Ma cosa prevede la legge dopo un’interruzione di gravidanza, che sia terapeutica, volontaria o spontanea? L’articolo 7 del regolamento di polizia mortuaria del 1990 distingue in base all’epoca gestazionale. Per i nati morti oltre la 28esima settimana è prevista la sepoltura obbligatoria. Tra la 20esima e la 28esima settimana la sepoltura è possibile e va richiesta l’autorizzazione all’Asl. Sotto la 20esima settimana, i «prodotti del concepimento» vengono trattati come «rifiuti ospedalieri», ma possono essere sepolti su richiesta delle famiglie. In tutti i casi, i genitori hanno 24 ore di tempo per fare richiesta di sepoltura. Peccato che molti non lo sappiano e negli ospedali accade spesso che le donne non vengano adeguatamente informate. Trascorse le 24 ore, la responsabilità ricade sulle strutture ospedaliere, che affidano le sepolture alle Asl. Ma è qui che entrano in gioco le associazioni cattoliche pro-vita, con cui ospedali e Asl hanno siglato delle convenzioni. Sono loro a prelevare i feti, organizzare funerali – sempre con rito cattolico – e far incidere il nome delle madri sulle lapidi, spesso senza il loro consenso. Ma è tutto perfettamente legale? La risposta, assurda, è sì.
In Italia esistono oltre cinquanta cimiteri dei feti. Il primo è stato istituito a Novara nel 2000, seguito da Busto Arsizio; da lì sono stati creati una serie di registri dei “bambini mai nati” e di “giardini degli angeli”: a Cagliari, Udine, Trieste, Pescara, Verona, Bari, Marsala. Secondo una mappatura della testata The Vision, in molti comuni i feti vengono sepolti anche senza autorizzazione dei genitori. L’associazione più attiva è Difendere la Vita con Maria, con oltre 200mila sepolture.
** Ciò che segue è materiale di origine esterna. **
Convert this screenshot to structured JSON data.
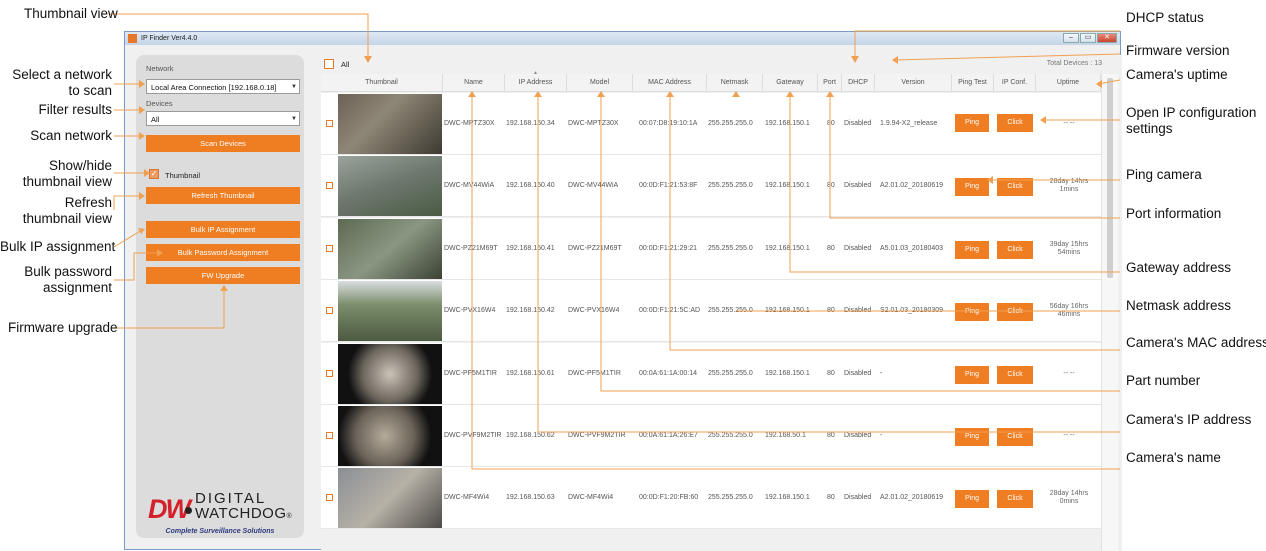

Ogni anno si contano circa 500-600 sepolture di feti. Il problema però non è l’esistenza o no dei cimiteri. Il problema è la libertà di credere o no, di seppellire o no, di scegliere se considerare un feto un figlio oppure no, se cremarlo, donarlo alla scienza. Ed è così che questioni intime e personali diventano, letteralmente, un affare di Stato. O, peggio ancora, un affare di Chiesa. Eppure, proprio i religiosi dovrebbero ricordarlo: “In principio era il verbo”, il logos, la parola che illumina e chiarisce. Qui, invece, vince il non detto. E tutto ciò che è omertoso, opaco, silenziato.